In India, Daughters of Mother India has been used in institutional training programmes, including police sensitisation initiatives, and has been incorporated into school curricula in Maharashtra.

== Awards and nominations ==
In 2018, Bakshi was awarded the Honorary Doctor of Humane Letters from her alma mater Boston University for her work as a journalist and filmmaker. She was the commencement speaker at Boston University's School of Communications. Bakshi received the Vogue India Women of the Year Award in 2021 for her films contributing to gender equality and gender justice. She was also named to the PRovoke Media Innovator 25 Asia-Pacific list in recognition of her work in narrative-driven social impact.
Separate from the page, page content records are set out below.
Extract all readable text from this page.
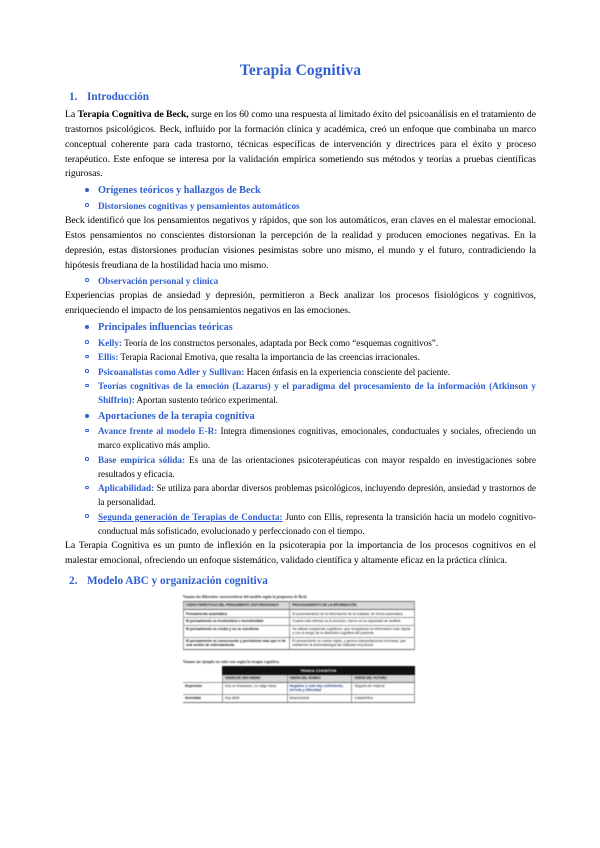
Terapia Cognitiva
1. Introducción

La Terapia Cognitiva de Beck, surge en los 60 como una respuesta al limitado éxito del psicoanálisis en el tratamiento de trastornos psicológicos. Beck, influido por la formación clínica y académica, creó un enfoque que combinaba un marco conceptual coherente para cada trastorno, técnicas específicas de intervención y directrices para el éxito y proceso terapéutico. Este enfoque se interesa por la validación empírica sometiendo sus métodos y teorías a pruebas científicas rigurosas.

Orígenes teóricos y hallazgos de Beck
Distorsiones cognitivas y pensamientos automáticos

Beck identificó que los pensamientos negativos y rápidos, que son los automáticos, eran claves en el malestar emocional. Estos pensamientos no conscientes distorsionan la percepción de la realidad y producen emociones negativas. En la depresión, estas distorsiones producían visiones pesimistas sobre uno mismo, el mundo y el futuro, contradiciendo la hipótesis freudiana de la hostilidad hacía uno mismo.

Observación personal y clínica

Experiencias propias de ansiedad y depresión, permitieron a Beck analizar los procesos fisiológicos y cognitivos, enriqueciendo el impacto de los pensamientos negativos en las emociones.

Principales influencias teóricas
Kelly: Teoría de los constructos personales, adaptada por Beck como “esquemas cognitivos”.
Ellis: Terapia Racional Emotiva, que resalta la importancia de las creencias irracionales.
Psicoanalistas como Adler y Sullivan: Hacen énfasis en la experiencia consciente del paciente.
Teorías cognitivas de la emoción (Lazarus) y el paradigma del procesamiento de la información (Atkinson y Shiffrin): Aportan sustento teórico experimental.
Aportaciones de la terapia cognitiva
Avance frente al modelo E-R: Integra dimensiones cognitivas, emocionales, conductuales y sociales, ofreciendo un marco explicativo más amplio.
Base empírica sólida: Es una de las orientaciones psicoterapéuticas con mayor respaldo en investigaciones sobre resultados y eficacia.
Aplicabilidad: Se utiliza para abordar diversos problemas psicológicos, incluyendo depresión, ansiedad y trastornos de la personalidad.
Segunda generación de Terapias de Conducta: Junto con Ellis, representa la transición hacia un modelo cognitivo-conductual más sofisticado, evolucionado y perfeccionado con el tiempo.

La Terapia Cognitiva es un punto de inflexión en la psicoterapia por la importancia de los procesos cognitivos en el malestar emocional, ofreciendo un enfoque sistemático, validado científica y altamente eficaz en la práctica clínica.

2. Modelo ABC y organización cognitiva
Veamos las diferentes características del modelo según la propuesta de Beck.
CARACTERÍSTICAS DEL PENSAMIENTO DISTORSIONADO	PROCESAMIENTO DE LA INFORMACIÓN
Pensamiento automático	El procesamiento de la información de la realidad, de forma automática
El pensamiento es involuntario e incontrolable	Cuanto más intensa es la emoción, menor es la capacidad de análisis
El pensamiento es creído y no se cuestiona	Se utilizan esquemas cognitivos, que reorganizan la información más rápida y con el sesgo de la distorsión cognitiva del paciente
El pensamiento es consecuente y persistente más que el de una sesión de entrenamiento	El pensamiento se vuelve rígido, y genera interpretaciones erróneas, que mantienen la sintomatología del malestar emocional
Veamos un ejemplo en cada caso según la terapia cognitiva.
	TRIADA COGNITIVA		
	VISIÓN DE UNO MISMO	VISIÓN DEL MUNDO	VISIÓN DEL FUTURO
Depresión	Soy un fracasado, no valgo nada	Negativo y solo hay sufrimiento, derrota y dificultad	Seguirá sin mejorar
Ansiedad	Soy débil	Amenazante	Catastrófico
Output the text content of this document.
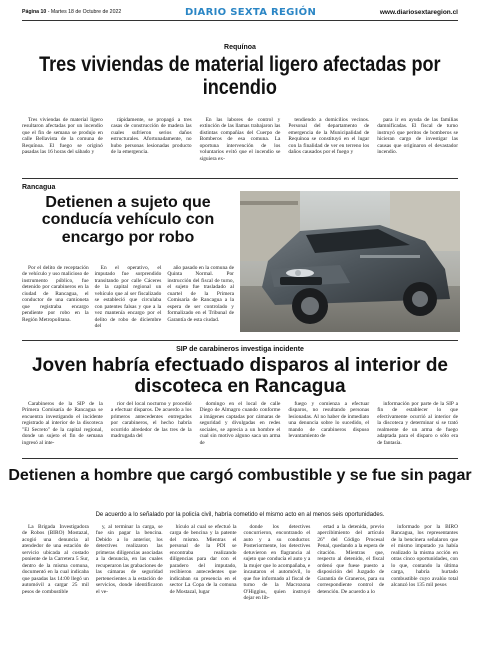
Página 10 - Martes 18 de Octubre de 2022	DIARIO SEXTA REGIÓN	www.diariosextaregion.cl
Requínoa
Tres viviendas de material ligero afectadas por incendio
Tres viviendas de material ligero resultaron afectadas por un incendio que el fin de semana se produjo en calle Bellavista de la comuna de Requínoa. El fuego se originó pasadas las 16 horas del sábado y
rápidamente, se propagó a tres casas de construcción de madera las cuales sufrieron serios daños estructurales. Afortunadamente, no hubo personas lesionadas producto de la emergencia.
En las labores de control y extinción de las llamas trabajaron las distintas compañías del Cuerpo de Bomberos de esa comuna. La oportuna intervención de los voluntarios evitó que el incendio se siguiera ex-
tendiendo a domicilios vecinos. Personal del departamento de emergencia de la Municipalidad de Requínoa se constituyó en el lugar con la finalidad de ver en terreno los daños causados por el fuego y
para ir en ayuda de las familias damnificadas. El fiscal de turno instruyó que peritos de bomberos se hicieran cargo de investigar las causas que originaron el devastador incendio.
Rancagua
Detienen a sujeto que conducía vehículo con encargo por robo
Por el delito de receptación de vehículo y uso malicioso de instrumento público, fue detenido por carabineros en la ciudad de Rancagua, el conductor de una camioneta que registraba encargo pendiente por robo en la Región Metropolitana.
En el operativo, el imputado fue sorprendido transitando por calle Cáceres de la capital regional un vehículo que al ser fiscalizado se estableció que circulaba con patentes falsas y que a la vez mantenía encargo por el delito de robo de diciembre del
año pasado en la comuna de Quinta Normal. Por instrucción del fiscal de turno, el sujeto fue trasladado al cuartel de la Primera Comisaría de Rancagua a la espera de ser controlado y formalizado en el Tribunal de Garantía de esta ciudad.
SIP de carabineros investiga incidente
Joven habría efectuado disparos al interior de discoteca en Rancagua
Carabineros de la SIP de la Primera Comisaría de Rancagua se encuentra investigando el incidente registrado al interior de la discoteca "El Secreto" de la capital regional, donde un sujeto el fin de semana ingresó al inte-
rior del local nocturno y procedió a efectuar disparos. De acuerdo a los primeros antecedentes entregados por carabineros, el hecho habría ocurrido alrededor de las tres de la madrugada del
domingo en el local de calle Diego de Almagro cuando conforme a imágenes captadas por cámaras de seguridad y divulgadas en redes sociales, se aprecia a un hombre el cual sin motivo alguno saca un arma de
fuego y comienza a efectuar disparos, no resultando personas lesionadas. Al no haber de inmediato una denuncia sobre lo sucedido, el mando de carabineros dispuso levantamiento de
información por parte de la SIP a fin de establecer lo que efectivamente ocurrió al interior de la discoteca y determinar si se trató realmente de un arma de fuego adaptada para el disparo o sólo era de fantasía.
Detienen a hombre que cargó combustible y se fue sin pagar
De acuerdo a lo señalado por la policía civil, habría cometido el mismo acto en al menos seis oportunidades.
La Brigada Investigadora de Robos (BIRO) Mostazal, acogió una denuncia al atendedor de una estación de servicio ubicada al costado poniente de la Carretera 5 Sur, dentro de la misma comuna, documentó en la cual indicaba que pasadas las 14:00 llegó un automóvil a cargar 25 mil pesos de combustible
y, al terminar la carga, se fue sin pagar la bencina. Debido a lo anterior, los detectives realizaron las primeras diligencias asociadas a la denuncia, en las cuales recuperaron las grabaciones de las cámaras de seguridad pertenecientes a la estación de servicios, donde identificaron el ve-
hículo al cual se efectuó la carga de bencina y la patente del mismo. Mientras el personal de la PDI se encontraba realizando diligencias para dar con el paradero del imputado, recibieron antecedentes que indicaban su presencia en el sector La Copa de la comuna de Mostazal, lugar
donde los detectives concurrieron, encontrando el auto y a su conductor. Posteriormente, los detectives detuvieron en flagrancia al sujeto que conducía el auto y a la mujer que lo acompañaba, e incautaron el automóvil, lo que fue informado al fiscal de turno de la Macrozona O'Higgins, quien instruyó dejar en lib-
ertad a la detenida, previo apercibimiento del artículo 26° del Código Procesal Penal, quedando a la espera de citación. Mientras que, respecto al detenido, el fiscal ordenó que fuese puesto a disposición del Juzgado de Garantía de Graneros, para su correspondiente control de detención. De acuerdo a lo
informado por la BIRO Rancagua, los representantes de la bencinera señalaron que el mismo imputado ya había realizado la misma acción en otras cinco oportunidades, con lo que, contando la última carga, habría hurtado combustible cuyo avalúo total alcanzó los 135 mil pesos
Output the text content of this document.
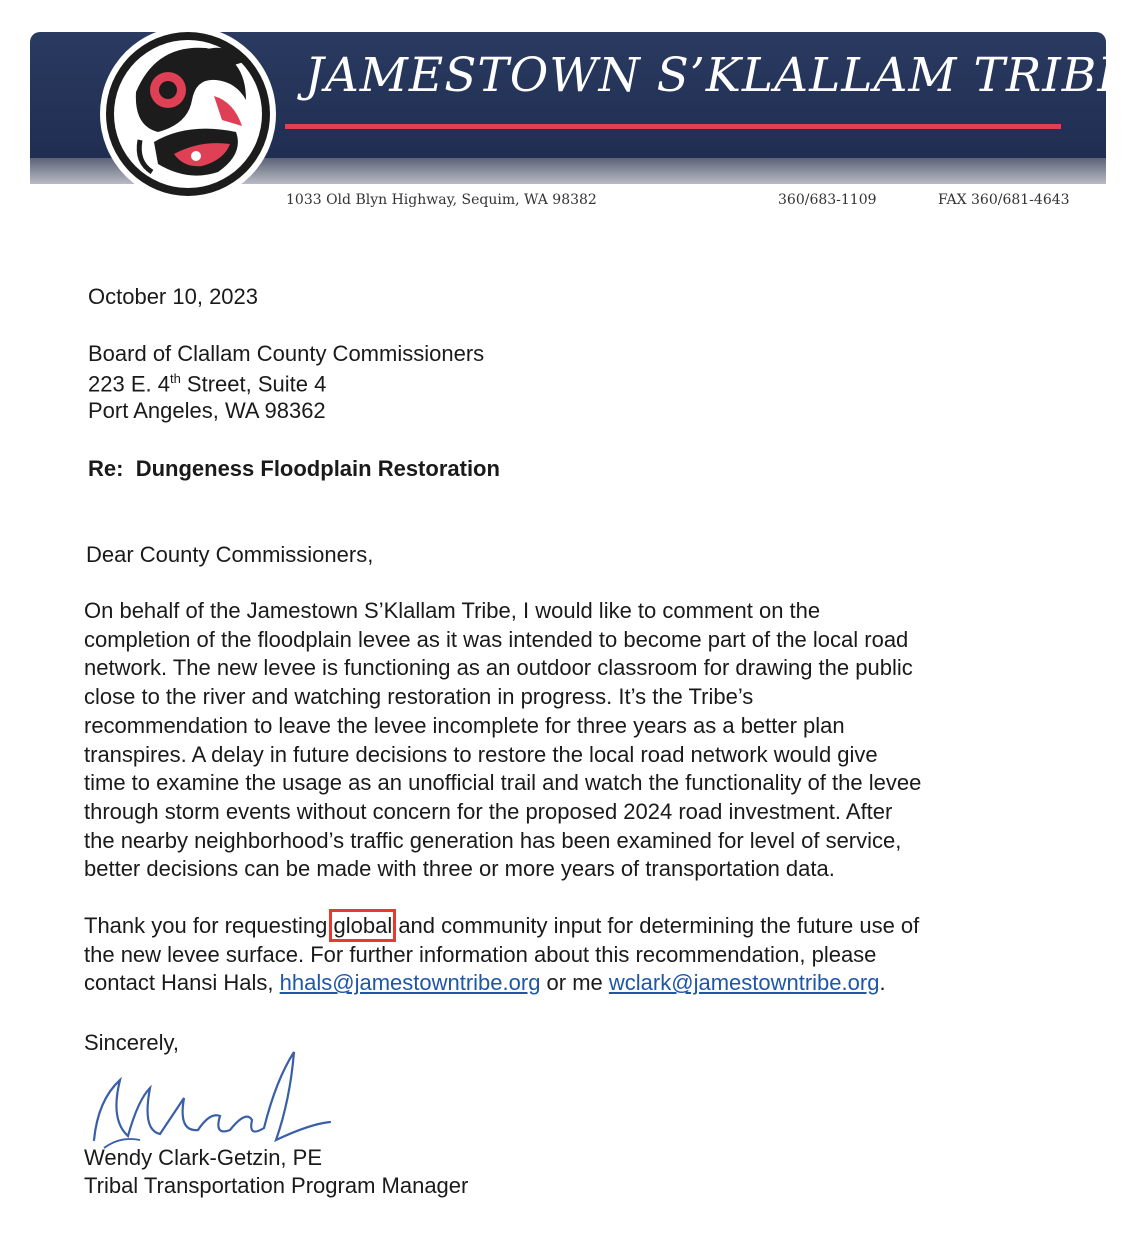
JAMESTOWN S’KLALLAM TRIBE
1033 Old Blyn Highway, Sequim, WA 98382	360/683-1109	FAX 360/681-4643
October 10, 2023
Board of Clallam County Commissioners
223 E. 4th Street, Suite 4
Port Angeles, WA 98362
Re: Dungeness Floodplain Restoration
Dear County Commissioners,
On behalf of the Jamestown S’Klallam Tribe, I would like to comment on the
completion of the floodplain levee as it was intended to become part of the local road
network. The new levee is functioning as an outdoor classroom for drawing the public
close to the river and watching restoration in progress. It’s the Tribe’s
recommendation to leave the levee incomplete for three years as a better plan
transpires. A delay in future decisions to restore the local road network would give
time to examine the usage as an unofficial trail and watch the functionality of the levee
through storm events without concern for the proposed 2024 road investment. After
the nearby neighborhood’s traffic generation has been examined for level of service,
better decisions can be made with three or more years of transportation data.
Thank you for requesting global and community input for determining the future use of
the new levee surface. For further information about this recommendation, please
contact Hansi Hals, hhals@jamestowntribe.org or me wclark@jamestowntribe.org.
Sincerely,
Wendy Clark-Getzin, PE
Tribal Transportation Program Manager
| Year | Award | Category | Work | Result | Ref(s) |
| 2015 | 62nd National Film Awards | Best Film on Social Issues | Daughters of Mother India | Won |  |
| 2016 | The Cannes Glass Lions award | Media Advocacy | Nominated |  |
| New York Indian Film Festival | Best documentary | Won |  |
| CAM International Film Festival | Documentary Film category | Won |  |
| New Zee Indian Women Awards | Entertainment | Won |  |
| Gold Stevie | PR Campaign of The Year | Won |  |
| The Cannes Glass Lions award | Crisis and Urgency PR | Nominated |  |
| SABRE Awards South Asia | Public Affairs & Government Relations | Won |  |
| 2017 | Mumbrella Asia Awards | Bravery category | Won |  |
| Spikes Asia Awards | Crisis Communication & Issue Management | Won |  |
| Global Creative Index | Most awarded PR Campaign in the world | Won |  |
| 2019 | 66th National Film Awards | Best Film Non-Feature | Son Rise | Won |  |
| Best Editing Non-Feature | Won |  |
| 2020 | MIFF Awards | Best Documentary Film | Won |  |
| Indian Panorama Award (International Film Festival of India) | Won |  |
| New York Indian Film Festival | Won |  |
| PRWeek Global Awards | Best Campaign in Asia Pacific & Issues & Crisis | Won |  |

== Personal life ==
Bakshi is married to Vishal Bakshi, former Goldman Sachs Head Private Equity India and now founder of Private Equity firm Avatar Growth Capital Partners. The couple has two boys, Varun and Vir.